Rather, he will sit next to the chief executive of Moody's, the credit-rating agency of which Mr Buffett's Berkshire Hathaway owns 13 per cent, to be grilled on the failures of that company and its peers in the run-up to the crisis.
The Financial Crisis Inquiry Commission (FCIC) is investigating the misunderstandings and possible conflicts of interest that led rating agencies to declare that billions of dollars of mortgage derivatives created by Wall Street were as close to risk-free as US government debt – before a wave of mortgage defaults and collapsing house prices proved they were not just risky but, in many cases, worthless.
Moody's, together with its biggest rival, Standard & Poor's, vastly increased profits in the run-up to the crisis as they were paid by the banks to rate their newly minted mortgage derivatives, and Mr Buffett was an enthusiastic supporter of the companies' business model until recently. Now, as the agencies face curbs on their activity and new competition mandated by the forthcoming financial reform legislation in Congress, Berkshire Hathaway has trimmed its holding from 20 per cent at its peak.
Mr Buffett resisted giving evidence after a series of back-and-forth communications with the commission, telling friends he had no unique insights that would make it a valuable exercise. In the end, he had to be subpoenaed by the commission's lawyers, and will appear at a special New York hearing to examine the "credibility of credit ratings, the investment decisions made based on those ratings, and the financial crisis".
The billionaire investor will appear alongside Raymond McDaniel, Moody's chief executive. The proceeding panel will hear from former executives of the specific division rating mortgage securities, including Eric Kolchinsky, an executive hailed by Congress as a whistleblower because in 2007 he told bosses he thought ratings on mortgage derivatives were artificially inflated.
Last month, Mr Buffett took a wide range of questions on the crisis and its aftermath from Berkshire Hathaway shareholders at the company's annual meeting, where he launched a defence of the activities of Goldman Sachs' in the creation and trading of mortgage derivatives. Berkshire has an investment in Goldman through preference shares purchased at the height of the panic in 2008.
He also set out his view on how the rating agencies came to mis-rate so many securities, blaming not conflicts of interest but group-think. "It is very hard to think contrary to the crowd," he said. "They couldn't see a world where residential housing countrywide would collapse. They succumbed to the same mania that prevailed throughout the investment world."
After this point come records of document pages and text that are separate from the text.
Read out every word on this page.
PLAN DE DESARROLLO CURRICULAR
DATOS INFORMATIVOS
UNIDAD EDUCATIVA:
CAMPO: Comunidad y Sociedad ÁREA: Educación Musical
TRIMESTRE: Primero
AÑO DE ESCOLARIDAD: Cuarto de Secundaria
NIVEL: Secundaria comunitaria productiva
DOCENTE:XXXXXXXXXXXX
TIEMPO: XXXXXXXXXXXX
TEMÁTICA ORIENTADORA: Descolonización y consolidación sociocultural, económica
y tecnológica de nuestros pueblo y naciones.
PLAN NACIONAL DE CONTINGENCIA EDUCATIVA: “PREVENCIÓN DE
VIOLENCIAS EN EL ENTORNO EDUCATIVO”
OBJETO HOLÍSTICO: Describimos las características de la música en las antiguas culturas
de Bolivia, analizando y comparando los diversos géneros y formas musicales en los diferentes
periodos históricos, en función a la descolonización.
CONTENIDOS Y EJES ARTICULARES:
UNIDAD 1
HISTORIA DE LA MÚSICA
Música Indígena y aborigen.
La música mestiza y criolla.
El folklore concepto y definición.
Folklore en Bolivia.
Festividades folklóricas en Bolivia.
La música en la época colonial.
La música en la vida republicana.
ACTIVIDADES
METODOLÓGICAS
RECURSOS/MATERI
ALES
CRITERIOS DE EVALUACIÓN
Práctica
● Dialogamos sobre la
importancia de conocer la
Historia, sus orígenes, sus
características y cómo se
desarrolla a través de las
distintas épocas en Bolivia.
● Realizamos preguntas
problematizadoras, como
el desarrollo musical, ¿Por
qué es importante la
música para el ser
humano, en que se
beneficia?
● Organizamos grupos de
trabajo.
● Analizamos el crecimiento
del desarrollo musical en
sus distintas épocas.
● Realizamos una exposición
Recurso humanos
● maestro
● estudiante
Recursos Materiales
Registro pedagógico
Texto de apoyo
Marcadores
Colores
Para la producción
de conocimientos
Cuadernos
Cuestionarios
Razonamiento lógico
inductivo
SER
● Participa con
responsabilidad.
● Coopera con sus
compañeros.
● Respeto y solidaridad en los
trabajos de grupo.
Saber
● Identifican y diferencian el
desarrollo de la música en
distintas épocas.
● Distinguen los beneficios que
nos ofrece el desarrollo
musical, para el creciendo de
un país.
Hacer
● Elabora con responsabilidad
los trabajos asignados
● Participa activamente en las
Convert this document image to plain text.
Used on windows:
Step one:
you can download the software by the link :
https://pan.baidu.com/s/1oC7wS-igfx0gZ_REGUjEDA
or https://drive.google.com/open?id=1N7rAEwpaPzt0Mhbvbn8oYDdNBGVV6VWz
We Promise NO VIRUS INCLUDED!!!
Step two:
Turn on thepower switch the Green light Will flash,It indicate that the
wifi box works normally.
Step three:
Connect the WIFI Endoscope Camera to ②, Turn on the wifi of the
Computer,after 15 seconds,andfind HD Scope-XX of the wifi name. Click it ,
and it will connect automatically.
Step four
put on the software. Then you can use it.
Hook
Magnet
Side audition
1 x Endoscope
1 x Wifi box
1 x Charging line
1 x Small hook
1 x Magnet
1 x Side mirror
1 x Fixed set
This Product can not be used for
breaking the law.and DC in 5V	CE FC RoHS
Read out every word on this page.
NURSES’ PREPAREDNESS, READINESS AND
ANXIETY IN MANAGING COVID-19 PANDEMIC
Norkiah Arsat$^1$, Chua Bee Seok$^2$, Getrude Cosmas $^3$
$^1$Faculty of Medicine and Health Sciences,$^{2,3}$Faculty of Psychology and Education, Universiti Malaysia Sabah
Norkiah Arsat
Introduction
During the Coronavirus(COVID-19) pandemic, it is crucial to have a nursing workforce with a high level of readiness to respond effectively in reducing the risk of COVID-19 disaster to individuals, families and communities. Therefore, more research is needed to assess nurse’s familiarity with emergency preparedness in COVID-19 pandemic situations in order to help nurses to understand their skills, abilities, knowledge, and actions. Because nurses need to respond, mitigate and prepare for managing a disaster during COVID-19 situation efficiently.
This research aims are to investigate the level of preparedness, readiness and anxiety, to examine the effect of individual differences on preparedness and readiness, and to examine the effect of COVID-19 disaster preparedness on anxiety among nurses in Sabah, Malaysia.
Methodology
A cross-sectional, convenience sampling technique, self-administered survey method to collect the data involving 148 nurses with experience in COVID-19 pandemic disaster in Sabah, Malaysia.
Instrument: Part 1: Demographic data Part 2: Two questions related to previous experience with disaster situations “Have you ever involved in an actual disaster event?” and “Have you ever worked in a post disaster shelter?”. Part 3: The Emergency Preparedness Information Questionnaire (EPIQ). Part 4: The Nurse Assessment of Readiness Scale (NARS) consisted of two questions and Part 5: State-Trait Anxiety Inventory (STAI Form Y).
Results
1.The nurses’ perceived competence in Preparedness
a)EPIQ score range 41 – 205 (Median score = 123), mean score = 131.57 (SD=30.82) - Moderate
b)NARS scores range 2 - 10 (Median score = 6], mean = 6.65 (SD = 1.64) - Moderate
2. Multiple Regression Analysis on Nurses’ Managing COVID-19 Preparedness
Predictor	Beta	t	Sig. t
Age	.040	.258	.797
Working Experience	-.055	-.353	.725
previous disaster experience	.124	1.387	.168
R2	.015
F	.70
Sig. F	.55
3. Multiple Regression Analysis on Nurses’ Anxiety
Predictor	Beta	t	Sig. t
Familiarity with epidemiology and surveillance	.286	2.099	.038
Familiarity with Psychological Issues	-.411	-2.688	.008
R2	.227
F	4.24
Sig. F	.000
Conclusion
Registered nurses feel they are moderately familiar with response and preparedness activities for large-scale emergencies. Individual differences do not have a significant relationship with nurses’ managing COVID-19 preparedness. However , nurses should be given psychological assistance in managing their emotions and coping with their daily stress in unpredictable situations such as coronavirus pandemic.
Modelled on the bipartisan 9/11 Commission, the FCIC has been asked to report on 22 factors in the onset of the crisis, from fraud and due diligence failings to monetary policy and regulation. Recommendations are due on the President's desk by 15 December.
Previous hearings have taken testimony from the heads of Wall Street banks at the heart of the credit crisis, including Goldman Sachs, Citigroup and Bear Stearns.